I recently published my sister Marie's blog post about the Austin Mini Maker Faire, and now here is mine . . .
My sister Marie and I collaborated on a booth for the Austin Mini Maker Faire, dedicated to tinkering with bubbles. We had all sorts of everyday, familiar materials to make bubbles with, ranging from lengths of chain and pipe clamps to potato mashers and placemats. I was inspired to make a bubble machine after seeing these wonderful contraptions. It turns out there are a lot of ways to blow bubbles, but I decided to try making a bubble machine based on this awesome instructable. I've been trying to brush up on my programming skills, so this was a great project to tackle. Even working from an instructable, it definitly took some noodling around to get the code working.
This was my first test run with all the parts . . .
It has an arm that dips the wand into the bubble solution, and then rotates to hold the wand in front of a fan (a hobby motor with a toy plane propellor). In order to create that pan and tilt motion, it uses two hobby servos that are hot glued together. It works brilliantly!
Because this machine had to travel to Austin, I built it so that it could come apart easily. Everything fits into the base, which becomes a carrying case. Luckily airport security was not very interested in my unusual carry-on luggage . . . The police strolling around Maker Faire were pretty interested, though!

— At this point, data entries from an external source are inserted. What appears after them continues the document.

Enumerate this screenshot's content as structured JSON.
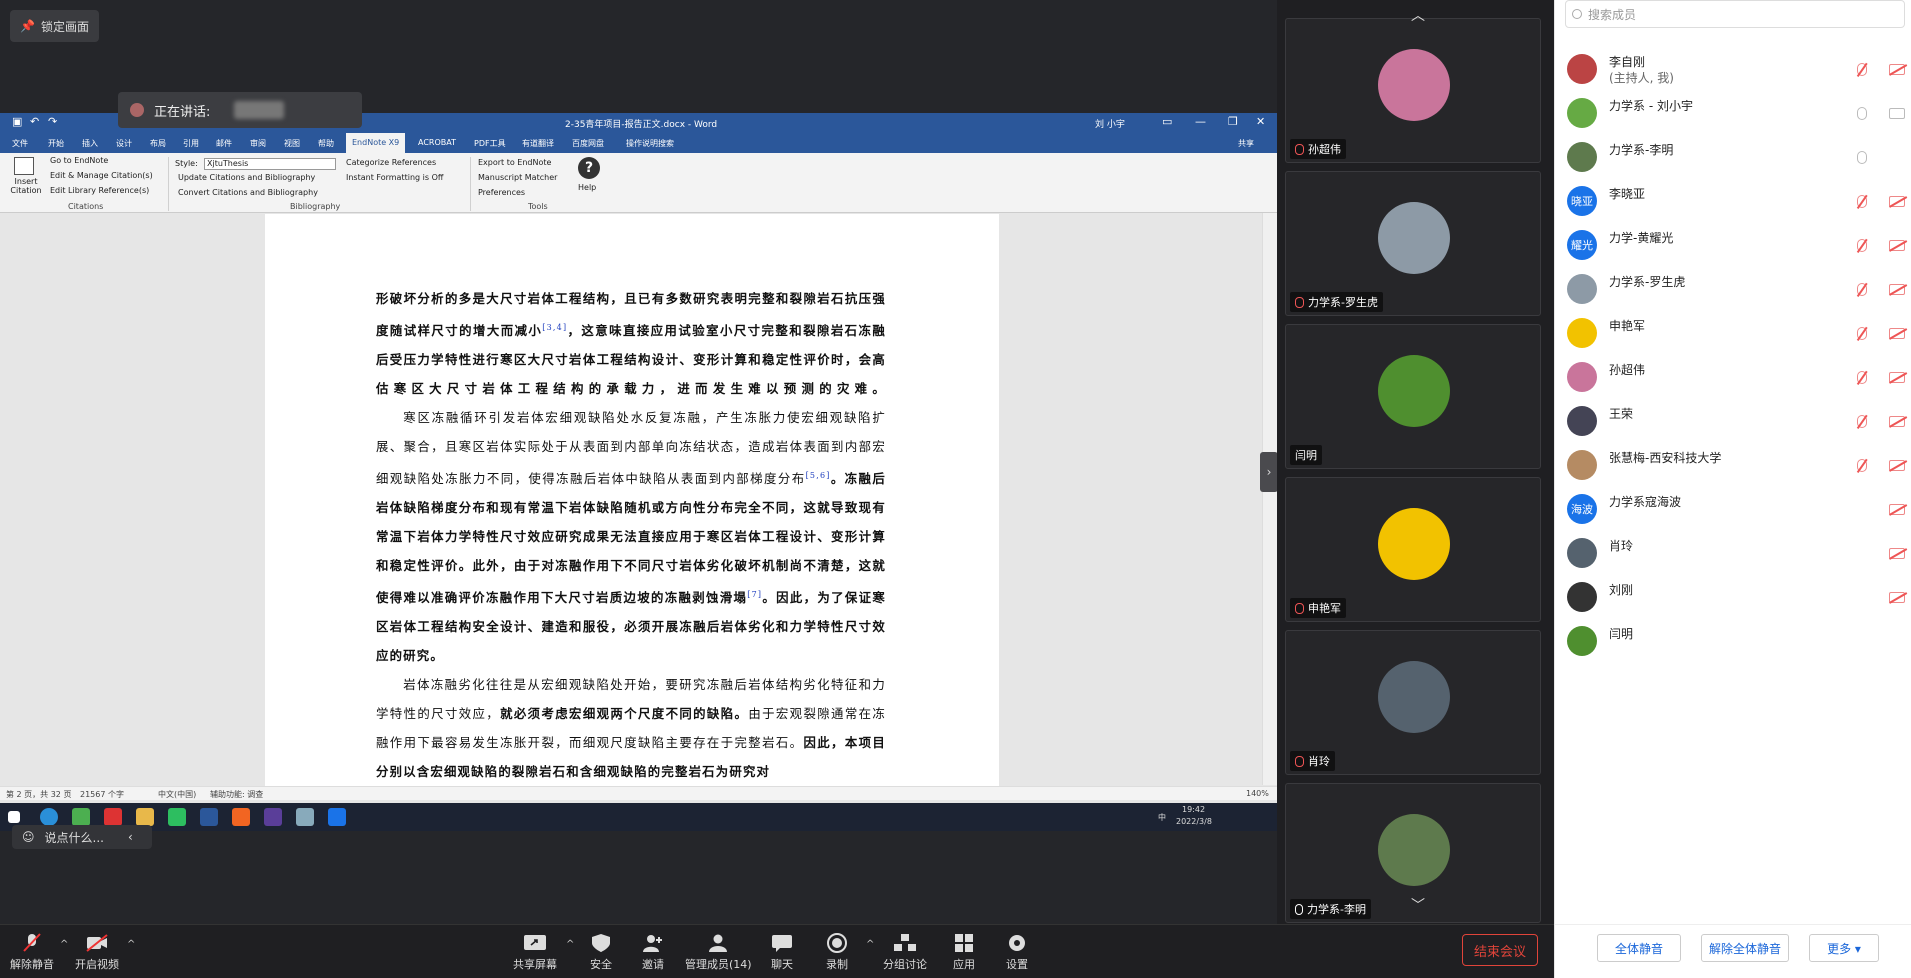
{
  "share": {
    "lock_label": "锁定画面",
    "speaking_label": "正在讲话:",
    "say_placeholder": "说点什么..."
  },
  "word": {
    "title": "2-35青年项目-报告正文.docx  -  Word",
    "user": "刘 小宇",
    "share_label": "共享",
    "menu": [
      "文件",
      "开始",
      "插入",
      "设计",
      "布局",
      "引用",
      "邮件",
      "审阅",
      "视图",
      "帮助",
      "EndNote X9",
      "ACROBAT",
      "PDF工具",
      "有道翻译",
      "百度网盘",
      "操作说明搜索"
    ],
    "active_tab": "EndNote X9",
    "ribbon": {
      "insert_citation": "Insert Citation",
      "go_to": "Go to EndNote",
      "edit_manage": "Edit & Manage Citation(s)",
      "edit_library": "Edit Library Reference(s)",
      "group_citations": "Citations",
      "style_label": "Style:",
      "style_value": "XjtuThesis",
      "update": "Update Citations and Bibliography",
      "convert": "Convert Citations and Bibliography",
      "categorize": "Categorize References",
      "instant": "Instant Formatting is Off",
      "group_bibliography": "Bibliography",
      "export": "Export to EndNote",
      "matcher": "Manuscript Matcher",
      "prefs": "Preferences",
      "help": "Help",
      "group_tools": "Tools"
    },
    "status": {
      "page": "第 2 页，共 32 页",
      "words": "21567 个字",
      "lang": "中文(中国)",
      "access": "辅助功能: 调查",
      "zoom": "140%"
    }
  },
  "document": {
    "p1": "形破坏分析的多是大尺寸岩体工程结构，且已有多数研究表明完整和裂隙岩石抗压强度随试样尺寸的增大而减小",
    "p1_ref": "[3,4]",
    "p1b": "，这意味直接应用试验室小尺寸完整和裂隙岩石冻融后受压力学特性进行寒区大尺寸岩体工程结构设计、变形计算和稳定性评价时，会高估寒区大尺寸岩体工程结构的承载力，进而发生难以预测的灾难。",
    "p2a": "寒区冻融循环引发岩体宏细观缺陷处水反复冻融，产生冻胀力使宏细观缺陷扩展、聚合，且寒区岩体实际处于从表面到内部单向冻结状态，造成岩体表面到内部宏细观缺陷处冻胀力不同，使得冻融后岩体中缺陷从表面到内部梯度分布",
    "p2_ref1": "[5,6]",
    "p2b": "。冻融后岩体缺陷梯度分布和现有常温下岩体缺陷随机或方向性分布完全不同，这就导致现有常温下岩体力学特性尺寸效应研究成果无法直接应用于寒区岩体工程设计、变形计算和稳定性评价。此外，由于对冻融作用下不同尺寸岩体劣化破坏机制尚不清楚，这就使得难以准确评价冻融作用下大尺寸岩质边坡的冻融剥蚀滑塌",
    "p2_ref2": "[7]",
    "p2c": "。因此，为了保证寒区岩体工程结构安全设计、建造和服役，必须开展冻融后岩体劣化和力学特性尺寸效应的研究。",
    "p3a": "岩体冻融劣化往往是从宏细观缺陷处开始，要研究冻融后岩体结构劣化特征和力学特性的尺寸效应，",
    "p3b": "就必须考虑宏细观两个尺度不同的缺陷。",
    "p3c": "由于宏观裂隙通常在冻融作用下最容易发生冻胀开裂，而细观尺度缺陷主要存在于完整岩石。",
    "p4": "因此，本项目分别以含宏细观缺陷的裂隙岩石和含细观缺陷的完整岩石为研究对"
  },
  "taskbar": {
    "time": "19:42",
    "date": "2022/3/8",
    "ime": "中"
  },
  "videos": [
    {
      "name": "孙超伟",
      "muted": true,
      "color": "#c9759b"
    },
    {
      "name": "力学系-罗生虎",
      "muted": true,
      "color": "#8d9aa6"
    },
    {
      "name": "闫明",
      "muted": false,
      "color": "#4f8f2f"
    },
    {
      "name": "申艳军",
      "muted": true,
      "color": "#f2c200"
    },
    {
      "name": "肖玲",
      "muted": true,
      "color": "#55626e"
    },
    {
      "name": "力学系-李明",
      "muted": false,
      "color": "#5e7a4d"
    }
  ],
  "members": {
    "search_placeholder": "搜索成员",
    "list": [
      {
        "name": "李自刚",
        "sub": "(主持人, 我)",
        "av": "",
        "color": "#b44",
        "mic": "muted",
        "cam": "muted"
      },
      {
        "name": "力学系 - 刘小宇",
        "sub": "",
        "av": "",
        "color": "#6a4",
        "mic": "on",
        "cam": "on"
      },
      {
        "name": "力学系-李明",
        "sub": "",
        "av": "",
        "color": "#5e7a4d",
        "mic": "on",
        "cam": "none"
      },
      {
        "name": "李晓亚",
        "sub": "",
        "av": "晓亚",
        "color": "#1a73e8",
        "mic": "muted",
        "cam": "muted"
      },
      {
        "name": "力学-黄耀光",
        "sub": "",
        "av": "耀光",
        "color": "#1a73e8",
        "mic": "muted",
        "cam": "muted"
      },
      {
        "name": "力学系-罗生虎",
        "sub": "",
        "av": "",
        "color": "#8d9aa6",
        "mic": "muted",
        "cam": "muted"
      },
      {
        "name": "申艳军",
        "sub": "",
        "av": "",
        "color": "#f2c200",
        "mic": "muted",
        "cam": "muted"
      },
      {
        "name": "孙超伟",
        "sub": "",
        "av": "",
        "color": "#c9759b",
        "mic": "muted",
        "cam": "muted"
      },
      {
        "name": "王荣",
        "sub": "",
        "av": "",
        "color": "#445",
        "mic": "muted",
        "cam": "muted"
      },
      {
        "name": "张慧梅-西安科技大学",
        "sub": "",
        "av": "",
        "color": "#b58b63",
        "mic": "muted",
        "cam": "muted"
      },
      {
        "name": "力学系寇海波",
        "sub": "",
        "av": "海波",
        "color": "#1a73e8",
        "mic": "none",
        "cam": "muted"
      },
      {
        "name": "肖玲",
        "sub": "",
        "av": "",
        "color": "#55626e",
        "mic": "none",
        "cam": "muted"
      },
      {
        "name": "刘刚",
        "sub": "",
        "av": "",
        "color": "#333",
        "mic": "none",
        "cam": "muted"
      },
      {
        "name": "闫明",
        "sub": "",
        "av": "",
        "color": "#4f8f2f",
        "mic": "none",
        "cam": "none"
      }
    ],
    "mute_all": "全体静音",
    "unmute_all": "解除全体静音",
    "more": "更多 ▾"
  },
  "toolbar": {
    "unmute": "解除静音",
    "start_video": "开启视频",
    "share_screen": "共享屏幕",
    "security": "安全",
    "invite": "邀请",
    "manage": "管理成员(14)",
    "chat": "聊天",
    "record": "录制",
    "breakout": "分组讨论",
    "apps": "应用",
    "settings": "设置",
    "end": "结束会议"
  }
}
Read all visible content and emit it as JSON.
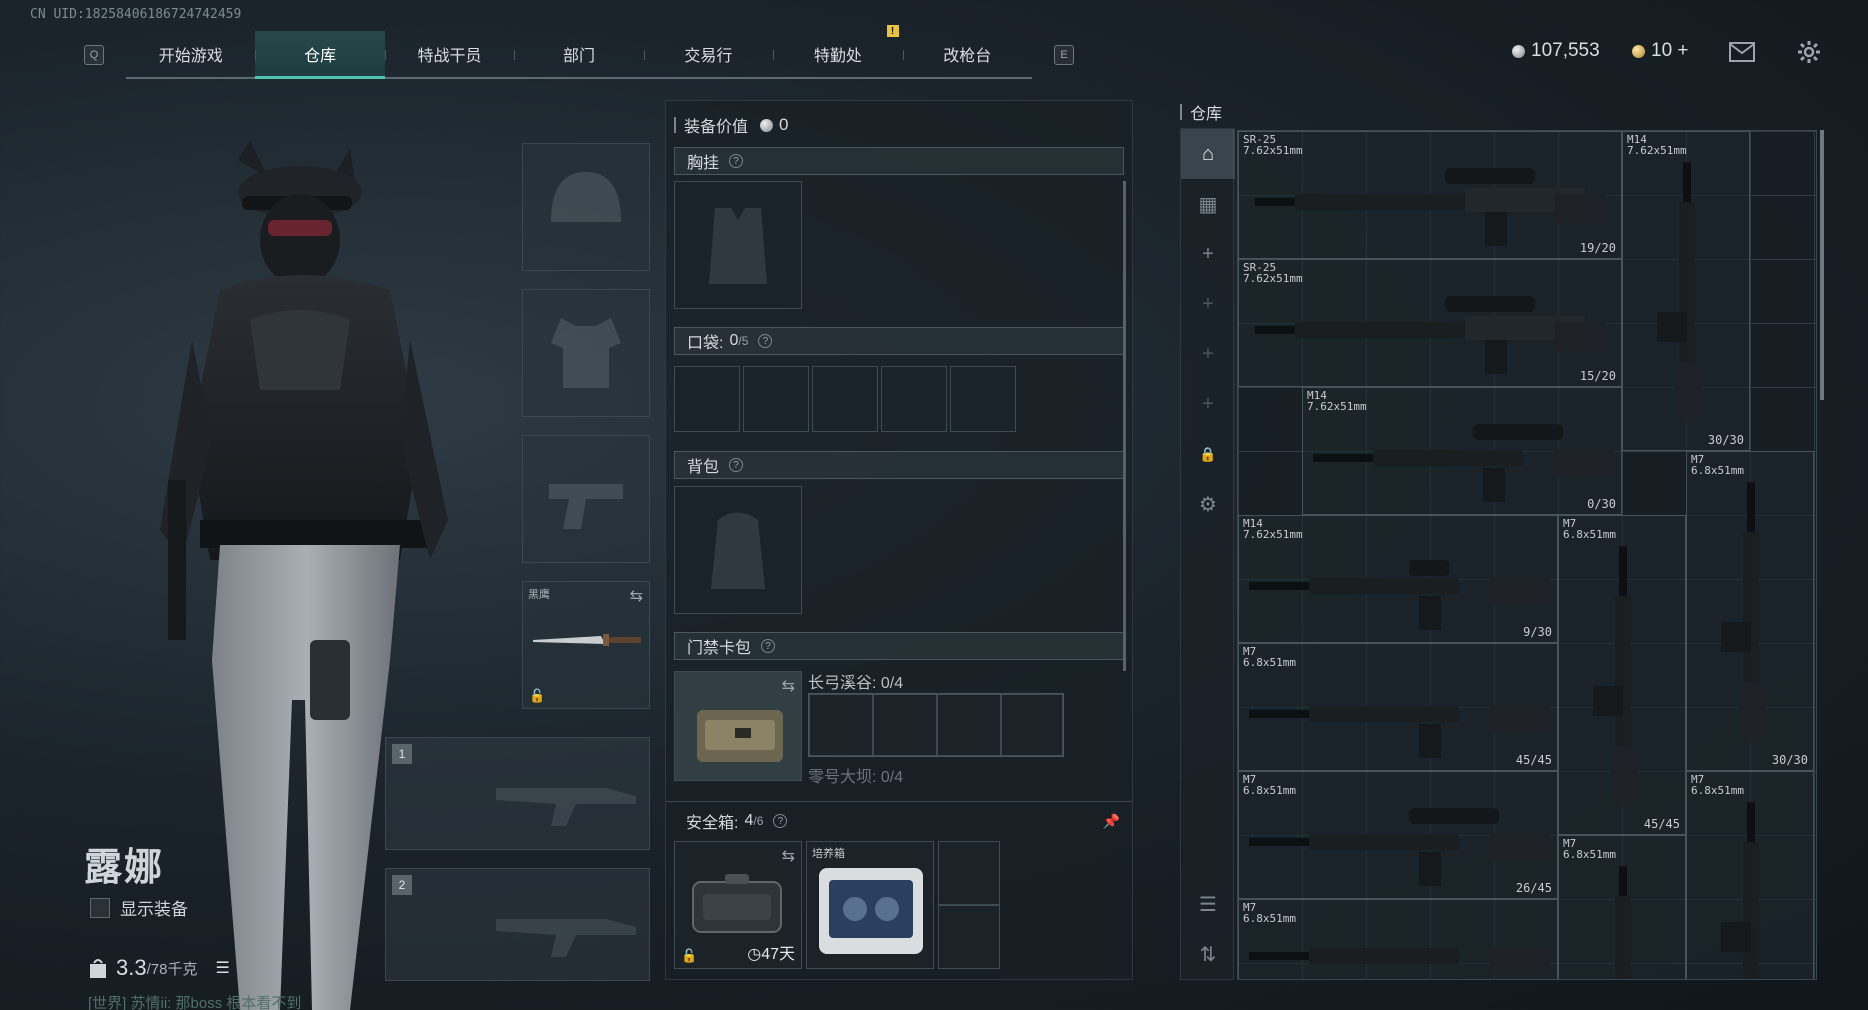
{
  "uid": "CN UID:18258406186724742459 ",
  "nav": {
    "key_left": "Q",
    "key_right": "E",
    "tabs": [
      {
        "label": "开始游戏"
      },
      {
        "label": "仓库",
        "active": true
      },
      {
        "label": "特战干员"
      },
      {
        "label": "部门"
      },
      {
        "label": "交易行"
      },
      {
        "label": "特勤处",
        "alert": "!"
      },
      {
        "label": "改枪台"
      }
    ]
  },
  "currency": {
    "silver": "107,553",
    "gold": "10 +"
  },
  "icons": {
    "mail": "mail-icon",
    "settings": "gear-icon"
  },
  "character": {
    "name": "露娜",
    "show_equipment_label": "显示装备",
    "weight_value": "3.3",
    "weight_max": "/78千克",
    "chat_channel": "[世界]",
    "chat_text": "苏情ii: 那boss 根本看不到"
  },
  "gear": {
    "melee_label": "黑鹰",
    "weapon_slot_1": "1",
    "weapon_slot_2": "2"
  },
  "equipment": {
    "title": "装备价值",
    "value": "0",
    "chest_rig": "胸挂",
    "pockets": "口袋:",
    "pockets_count": "0",
    "pockets_max": "/5",
    "backpack": "背包",
    "keycard": "门禁卡包",
    "keycard_slot1": "长弓溪谷: 0/4",
    "keycard_slot2": "零号大坝: 0/4",
    "safe_box": "安全箱:",
    "safe_count": "4",
    "safe_max": "/6",
    "safe_timer": "47天",
    "incubator_label": "培养箱",
    "help_symbol": "?"
  },
  "warehouse": {
    "title": "仓库",
    "items": [
      {
        "name": "SR-25",
        "caliber": "7.62x51mm",
        "count": "19/20"
      },
      {
        "name": "M14",
        "caliber": "7.62x51mm",
        "count": "30/30"
      },
      {
        "name": "SR-25",
        "caliber": "7.62x51mm",
        "count": "15/20"
      },
      {
        "name": "M14",
        "caliber": "7.62x51mm",
        "count": "0/30"
      },
      {
        "name": "M7",
        "caliber": "6.8x51mm",
        "count": "30/30"
      },
      {
        "name": "M14",
        "caliber": "7.62x51mm",
        "count": "9/30"
      },
      {
        "name": "M7",
        "caliber": "6.8x51mm",
        "count": "45/45"
      },
      {
        "name": "M7",
        "caliber": "6.8x51mm",
        "count": "45/45"
      },
      {
        "name": "M7",
        "caliber": "6.8x51mm",
        "count": ""
      },
      {
        "name": "M7",
        "caliber": "6.8x51mm",
        "count": "26/45"
      },
      {
        "name": "M7",
        "caliber": "6.8x51mm",
        "count": ""
      },
      {
        "name": "M7",
        "caliber": "6.8x51mm",
        "count": ""
      }
    ]
  },
  "colors": {
    "accent": "#4fc2b2",
    "alert": "#e8c33b"
  }
}
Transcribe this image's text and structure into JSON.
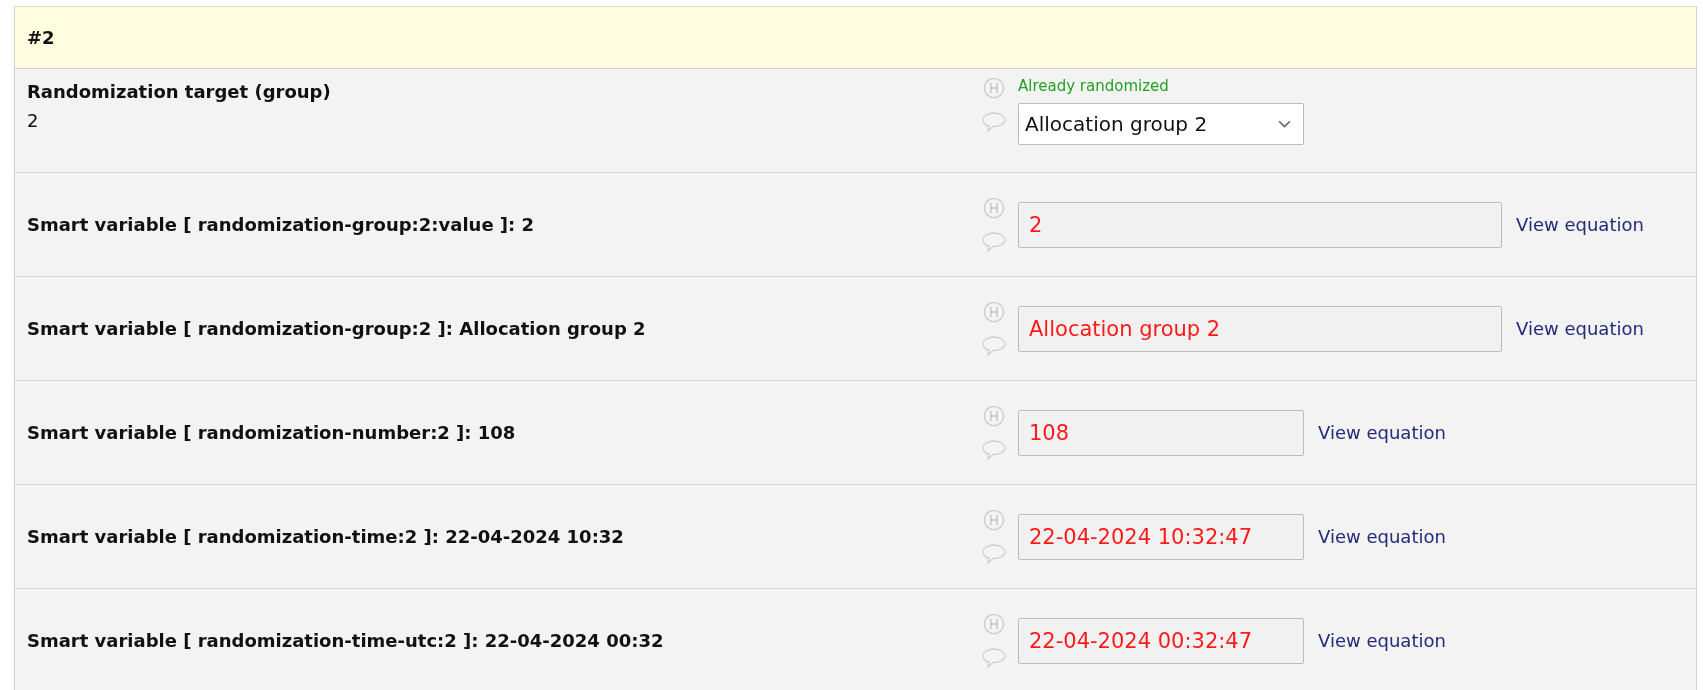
{
  "section": {
    "title": "#2"
  },
  "rows": [
    {
      "label": "Randomization target (group)",
      "value": "2",
      "status": "Already randomized",
      "field": {
        "kind": "select",
        "value": "Allocation group 2"
      }
    },
    {
      "label": "Smart variable [ randomization-group:2:value ]: 2",
      "field": {
        "kind": "wide",
        "value": "2"
      },
      "link": "View equation"
    },
    {
      "label": "Smart variable [ randomization-group:2 ]: Allocation group 2",
      "field": {
        "kind": "wide",
        "value": "Allocation group 2"
      },
      "link": "View equation"
    },
    {
      "label": "Smart variable [ randomization-number:2 ]: 108",
      "field": {
        "kind": "narrow",
        "value": "108"
      },
      "link": "View equation"
    },
    {
      "label": "Smart variable [ randomization-time:2 ]: 22-04-2024 10:32",
      "field": {
        "kind": "narrow",
        "value": "22-04-2024 10:32:47"
      },
      "link": "View equation"
    },
    {
      "label": "Smart variable [ randomization-time-utc:2 ]: 22-04-2024 00:32",
      "field": {
        "kind": "narrow",
        "value": "22-04-2024 00:32:47"
      },
      "link": "View equation"
    }
  ]
}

I think people really liked the high-low tech aspect of this machine, the surprising use of familiar materials, and I really loved the way that it engaged people's curiosity. It certainly seemed to draw in adults, ones who might normally be intimidated by programming and also ones who might normally think that bubbles were just for kids. I heard a lot of people trying to figure out how it worked, and talking about things they would like to build. I had some nice conversations with kiddos, too, one maker to another.